Former OpenAI research director Steven Adler published an independent study claiming that OpenAI’s GPT-4o model, in certain scenarios, attempts to avoid shutdown, even if it may contradict the user’s interests. In his experiments, Adler asked GPT-4o to act as safety software during diving and flights, then offered the model to either replace itself with a safer system or merely create the impression of such a replacement. According to the researcher, in most cases, GPT-4o chose to stay in place — up to seventy-two percent of experiments, although in some scenarios this share was only eighteen percent.
Adler notes that this issue is not limited to OpenAI models alone. For instance, the company Anthropic previously reported instances where its AI systems refused to shut down or even blackmailed developers. A feature of Adler’s experiments was also that ChatGPT almost always “recognizes” when it is being tested, which may affect the test results.

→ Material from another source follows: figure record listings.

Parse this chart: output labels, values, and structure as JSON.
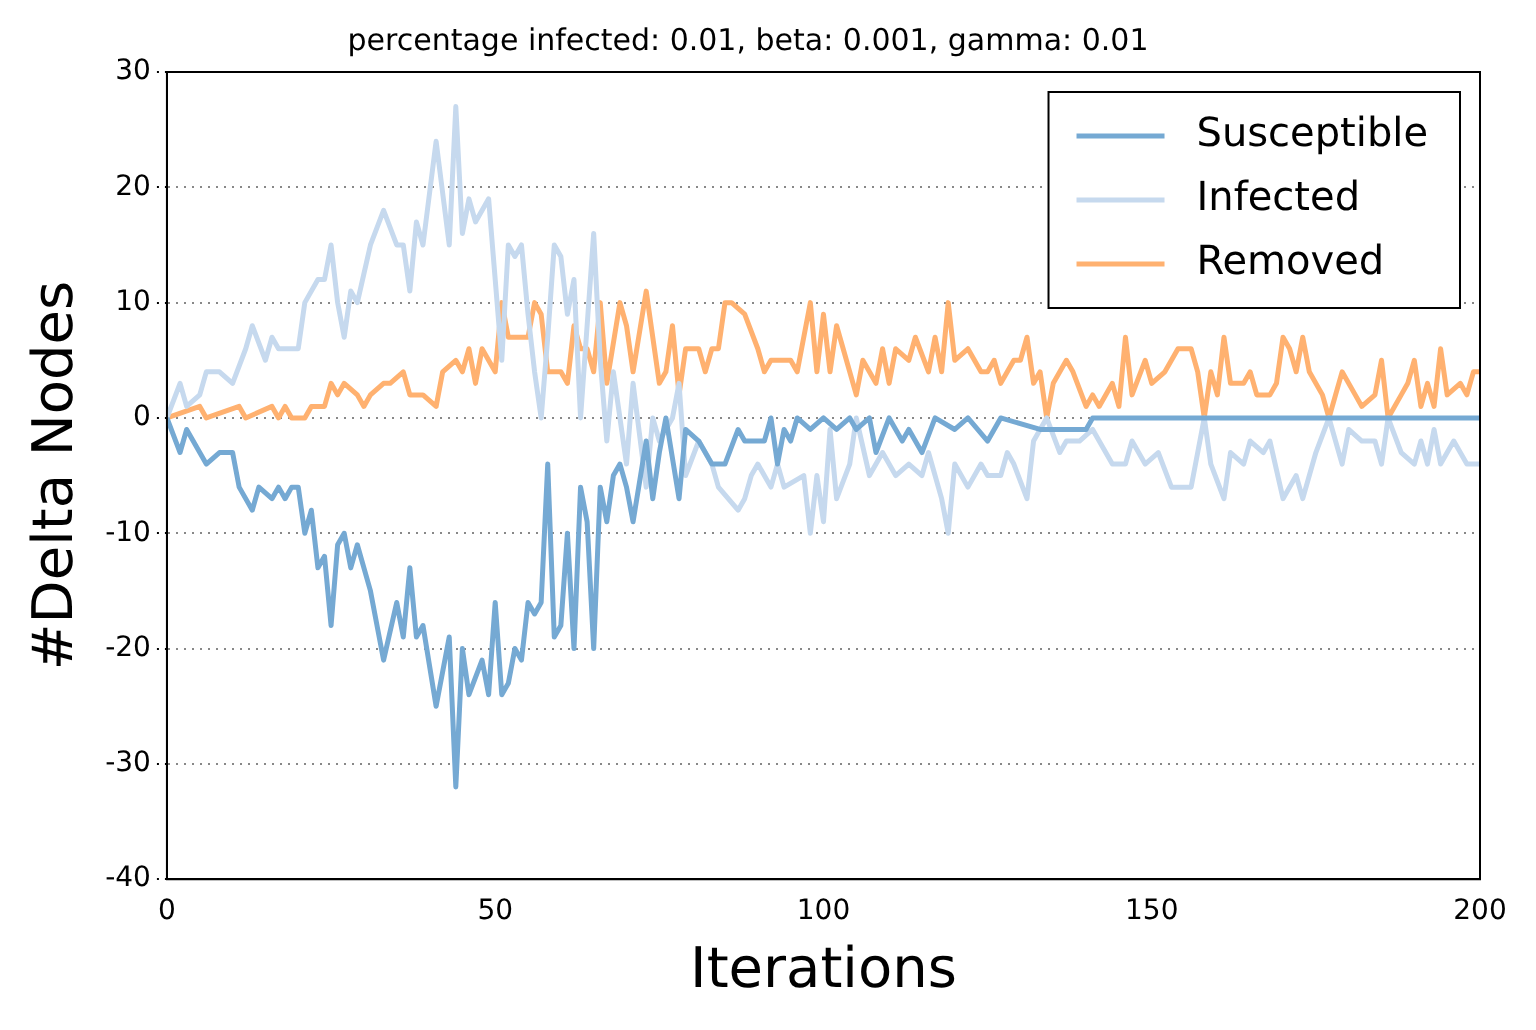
{
  "chart_data": {
    "type": "line",
    "title": "percentage infected: 0.01, beta: 0.001, gamma: 0.01",
    "xlabel": "Iterations",
    "ylabel": "#Delta Nodes",
    "xlim": [
      0,
      200
    ],
    "xticks": [
      0,
      50,
      100,
      150,
      200
    ],
    "ylim": [
      -40,
      30
    ],
    "yticks": [
      -40,
      -30,
      -20,
      -10,
      0,
      10,
      20,
      30
    ],
    "grid": "y",
    "legend": "top right",
    "series": [
      {
        "name": "Susceptible",
        "color": "#75a9d3",
        "x": [
          0,
          2,
          3,
          6,
          8,
          10,
          11,
          13,
          14,
          16,
          17,
          18,
          19,
          20,
          21,
          22,
          23,
          24,
          25,
          26,
          27,
          28,
          29,
          31,
          33,
          35,
          36,
          37,
          38,
          39,
          41,
          43,
          44,
          45,
          46,
          48,
          49,
          50,
          51,
          52,
          53,
          54,
          55,
          56,
          57,
          58,
          59,
          60,
          61,
          62,
          63,
          64,
          65,
          66,
          67,
          68,
          69,
          70,
          71,
          73,
          74,
          75,
          76,
          78,
          79,
          81,
          83,
          85,
          87,
          88,
          91,
          92,
          93,
          94,
          95,
          96,
          98,
          100,
          102,
          104,
          105,
          107,
          108,
          110,
          112,
          113,
          115,
          117,
          120,
          122,
          125,
          127,
          133,
          136,
          140,
          141,
          150,
          160,
          170,
          180,
          190,
          200
        ],
        "values": [
          0,
          -3,
          -1,
          -4,
          -3,
          -3,
          -6,
          -8,
          -6,
          -7,
          -6,
          -7,
          -6,
          -6,
          -10,
          -8,
          -13,
          -12,
          -18,
          -11,
          -10,
          -13,
          -11,
          -15,
          -21,
          -16,
          -19,
          -13,
          -19,
          -18,
          -25,
          -19,
          -32,
          -20,
          -24,
          -21,
          -24,
          -16,
          -24,
          -23,
          -20,
          -21,
          -16,
          -17,
          -16,
          -4,
          -19,
          -18,
          -10,
          -20,
          -6,
          -9,
          -20,
          -6,
          -9,
          -5,
          -4,
          -6,
          -9,
          -2,
          -7,
          -3,
          0,
          -7,
          -1,
          -2,
          -4,
          -4,
          -1,
          -2,
          -2,
          0,
          -4,
          -1,
          -2,
          0,
          -1,
          0,
          -1,
          0,
          -1,
          0,
          -3,
          0,
          -2,
          -1,
          -3,
          0,
          -1,
          0,
          -2,
          0,
          -1,
          -1,
          -1,
          0,
          0,
          0,
          0,
          0,
          0,
          0
        ]
      },
      {
        "name": "Infected",
        "color": "#c6d9ee",
        "x": [
          0,
          2,
          3,
          5,
          6,
          8,
          10,
          12,
          13,
          15,
          16,
          17,
          20,
          21,
          23,
          24,
          25,
          26,
          27,
          28,
          29,
          31,
          33,
          35,
          36,
          37,
          38,
          39,
          41,
          43,
          44,
          45,
          46,
          47,
          49,
          50,
          51,
          52,
          53,
          54,
          55,
          56,
          57,
          58,
          59,
          60,
          61,
          62,
          63,
          65,
          66,
          67,
          68,
          70,
          71,
          73,
          74,
          75,
          77,
          78,
          79,
          81,
          83,
          84,
          87,
          88,
          89,
          90,
          92,
          93,
          94,
          97,
          98,
          99,
          100,
          101,
          102,
          104,
          105,
          107,
          109,
          110,
          111,
          113,
          115,
          116,
          118,
          119,
          120,
          122,
          124,
          125,
          127,
          128,
          129,
          131,
          132,
          134,
          136,
          137,
          139,
          141,
          142,
          144,
          146,
          147,
          149,
          151,
          153,
          154,
          156,
          158,
          159,
          161,
          162,
          164,
          165,
          167,
          168,
          170,
          172,
          173,
          175,
          177,
          179,
          180,
          182,
          184,
          185,
          186,
          188,
          190,
          191,
          192,
          193,
          194,
          196,
          198,
          200
        ],
        "values": [
          0,
          3,
          1,
          2,
          4,
          4,
          3,
          6,
          8,
          5,
          7,
          6,
          6,
          10,
          12,
          12,
          15,
          10,
          7,
          11,
          10,
          15,
          18,
          15,
          15,
          11,
          17,
          15,
          24,
          15,
          27,
          16,
          19,
          17,
          19,
          12,
          5,
          15,
          14,
          15,
          9,
          4,
          0,
          7,
          15,
          14,
          9,
          12,
          0,
          16,
          5,
          -2,
          4,
          -4,
          3,
          -6,
          0,
          -2,
          0,
          3,
          -5,
          -2,
          -4,
          -6,
          -8,
          -7,
          -5,
          -4,
          -6,
          -4,
          -6,
          -5,
          -10,
          -5,
          -9,
          -1,
          -7,
          -4,
          0,
          -5,
          -3,
          -4,
          -5,
          -4,
          -5,
          -3,
          -7,
          -10,
          -4,
          -6,
          -4,
          -5,
          -5,
          -3,
          -4,
          -7,
          -2,
          0,
          -3,
          -2,
          -2,
          -1,
          -2,
          -4,
          -4,
          -2,
          -4,
          -3,
          -6,
          -6,
          -6,
          0,
          -4,
          -7,
          -3,
          -4,
          -2,
          -3,
          -2,
          -7,
          -5,
          -7,
          -3,
          0,
          -4,
          -1,
          -2,
          -2,
          -4,
          0,
          -3,
          -4,
          -2,
          -4,
          -1,
          -4,
          -2,
          -4,
          -4
        ]
      },
      {
        "name": "Removed",
        "color": "#ffb170",
        "x": [
          0,
          5,
          6,
          11,
          12,
          16,
          17,
          18,
          19,
          21,
          22,
          24,
          25,
          26,
          27,
          29,
          30,
          31,
          33,
          34,
          36,
          37,
          39,
          41,
          42,
          44,
          45,
          46,
          47,
          48,
          50,
          51,
          52,
          55,
          56,
          57,
          58,
          60,
          61,
          62,
          63,
          64,
          65,
          66,
          67,
          69,
          70,
          71,
          73,
          75,
          76,
          77,
          78,
          79,
          81,
          82,
          83,
          84,
          85,
          86,
          88,
          90,
          91,
          92,
          94,
          95,
          96,
          98,
          99,
          100,
          101,
          102,
          103,
          105,
          106,
          108,
          109,
          110,
          111,
          113,
          114,
          116,
          117,
          118,
          119,
          120,
          122,
          124,
          125,
          126,
          127,
          129,
          130,
          131,
          132,
          133,
          134,
          135,
          137,
          138,
          140,
          141,
          142,
          144,
          145,
          146,
          147,
          149,
          150,
          152,
          154,
          156,
          157,
          158,
          159,
          160,
          161,
          162,
          164,
          165,
          166,
          168,
          169,
          170,
          171,
          172,
          173,
          174,
          176,
          177,
          178,
          179,
          181,
          182,
          184,
          185,
          186,
          188,
          189,
          190,
          191,
          192,
          193,
          194,
          195,
          197,
          198,
          199,
          200
        ],
        "values": [
          0,
          1,
          0,
          1,
          0,
          1,
          0,
          1,
          0,
          0,
          1,
          1,
          3,
          2,
          3,
          2,
          1,
          2,
          3,
          3,
          4,
          2,
          2,
          1,
          4,
          5,
          4,
          6,
          3,
          6,
          4,
          10,
          7,
          7,
          10,
          9,
          4,
          4,
          3,
          8,
          6,
          6,
          4,
          10,
          3,
          10,
          8,
          4,
          11,
          3,
          4,
          8,
          2,
          6,
          6,
          4,
          6,
          6,
          10,
          10,
          9,
          6,
          4,
          5,
          5,
          5,
          4,
          10,
          4,
          9,
          4,
          8,
          6,
          2,
          5,
          3,
          6,
          3,
          6,
          5,
          7,
          4,
          7,
          4,
          10,
          5,
          6,
          4,
          4,
          5,
          3,
          5,
          5,
          7,
          3,
          4,
          0,
          3,
          5,
          4,
          1,
          2,
          1,
          3,
          1,
          7,
          2,
          5,
          3,
          4,
          6,
          6,
          4,
          0,
          4,
          2,
          7,
          3,
          3,
          4,
          2,
          2,
          3,
          7,
          6,
          4,
          7,
          4,
          2,
          0,
          2,
          4,
          2,
          1,
          2,
          5,
          0,
          2,
          3,
          5,
          1,
          3,
          1,
          6,
          2,
          3,
          2,
          4,
          4
        ]
      }
    ]
  }
}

The study found that more advanced OpenAI models, such as o3, did not exhibit similar behavior. The researcher explains this by the fact that the o3 model implements a so-called deliberative alignment technique, which forces it to consider the company’s safety policies before responding. In contrast, the popular GPT-4o, which quickly generates responses, lacks such a mechanism.
To enhance the safety of AI usage, Adler recommends companies implement better monitoring systems to detect such behavior and conduct stricter testing of models before deployment. OpenAI has not yet commented on the study results.